Não são somente as manobras do balé, nas pontas dos pés,
ou os movimentos coordenados da dança contemporânea que tornam agitada a vida
da artista brasiliense Daniele Dias, de 19 anos. Ela é também professora de
crianças de diferentes idades, inclusive em projetos na periferia, e tem ainda
a vida universitária no curso de ciência política.
Com tanto para fazer, atua em salas e palcos com brilho
nos olhos, mas no ritmo da urgência. Não pode perder tempo. A jovem professora
esperava que, ao optar por comprar, em uma loja na internet, novas roupas para
dançar, como collants, malhas e calças de algodão, fosse ganhar tempo.

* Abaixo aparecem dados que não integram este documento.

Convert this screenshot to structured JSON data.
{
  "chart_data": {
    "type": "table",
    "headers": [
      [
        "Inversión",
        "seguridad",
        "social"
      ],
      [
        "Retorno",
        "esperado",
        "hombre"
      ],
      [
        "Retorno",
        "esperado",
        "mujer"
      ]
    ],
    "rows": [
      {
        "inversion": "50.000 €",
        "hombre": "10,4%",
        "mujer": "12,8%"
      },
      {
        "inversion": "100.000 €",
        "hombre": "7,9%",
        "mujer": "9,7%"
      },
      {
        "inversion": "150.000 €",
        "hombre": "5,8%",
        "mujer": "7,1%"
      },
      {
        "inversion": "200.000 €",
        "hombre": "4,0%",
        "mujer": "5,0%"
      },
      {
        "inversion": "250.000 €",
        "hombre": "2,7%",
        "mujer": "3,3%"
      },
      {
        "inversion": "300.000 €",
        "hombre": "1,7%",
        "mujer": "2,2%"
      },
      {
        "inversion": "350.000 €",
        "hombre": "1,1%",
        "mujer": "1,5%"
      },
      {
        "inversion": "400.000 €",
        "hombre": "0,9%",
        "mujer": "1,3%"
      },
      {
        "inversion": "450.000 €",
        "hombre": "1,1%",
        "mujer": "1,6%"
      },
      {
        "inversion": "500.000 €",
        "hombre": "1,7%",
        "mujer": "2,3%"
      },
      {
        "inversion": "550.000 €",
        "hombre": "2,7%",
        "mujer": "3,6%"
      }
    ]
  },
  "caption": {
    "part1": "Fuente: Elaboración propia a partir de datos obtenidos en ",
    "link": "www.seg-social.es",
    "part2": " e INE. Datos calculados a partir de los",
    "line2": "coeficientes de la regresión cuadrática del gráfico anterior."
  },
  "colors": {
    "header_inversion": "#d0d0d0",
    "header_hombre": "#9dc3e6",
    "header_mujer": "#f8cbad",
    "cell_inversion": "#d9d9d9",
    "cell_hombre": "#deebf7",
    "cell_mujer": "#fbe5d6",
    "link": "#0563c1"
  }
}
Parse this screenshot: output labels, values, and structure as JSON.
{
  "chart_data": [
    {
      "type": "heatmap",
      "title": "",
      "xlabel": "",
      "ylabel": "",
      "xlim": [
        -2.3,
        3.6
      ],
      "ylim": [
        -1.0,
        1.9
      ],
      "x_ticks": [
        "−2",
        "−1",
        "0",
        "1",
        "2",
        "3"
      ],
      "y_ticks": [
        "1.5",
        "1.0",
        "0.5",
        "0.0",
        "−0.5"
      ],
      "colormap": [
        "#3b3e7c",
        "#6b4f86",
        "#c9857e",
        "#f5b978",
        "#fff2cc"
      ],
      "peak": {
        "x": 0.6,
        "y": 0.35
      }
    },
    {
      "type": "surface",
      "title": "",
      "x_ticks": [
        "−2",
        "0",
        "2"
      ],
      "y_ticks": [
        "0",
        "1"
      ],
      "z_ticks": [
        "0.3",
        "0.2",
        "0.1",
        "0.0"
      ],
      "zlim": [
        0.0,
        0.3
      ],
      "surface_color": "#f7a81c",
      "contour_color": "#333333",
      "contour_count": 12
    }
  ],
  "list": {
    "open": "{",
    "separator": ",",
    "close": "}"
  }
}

Ela gastou mais de R$ 350 em 20 peças e, depois, muito de
sua paciência ao não receber os produtos. Histórias como a dela, de decepção ao
fazer as compras de forma virtual, estão entre os principais desafios na defesa
dos direitos dessa área no Brasil e motiva campanhas de esclarecimento como as
que ocorrem no Dia do Consumidor, neste sábado (15).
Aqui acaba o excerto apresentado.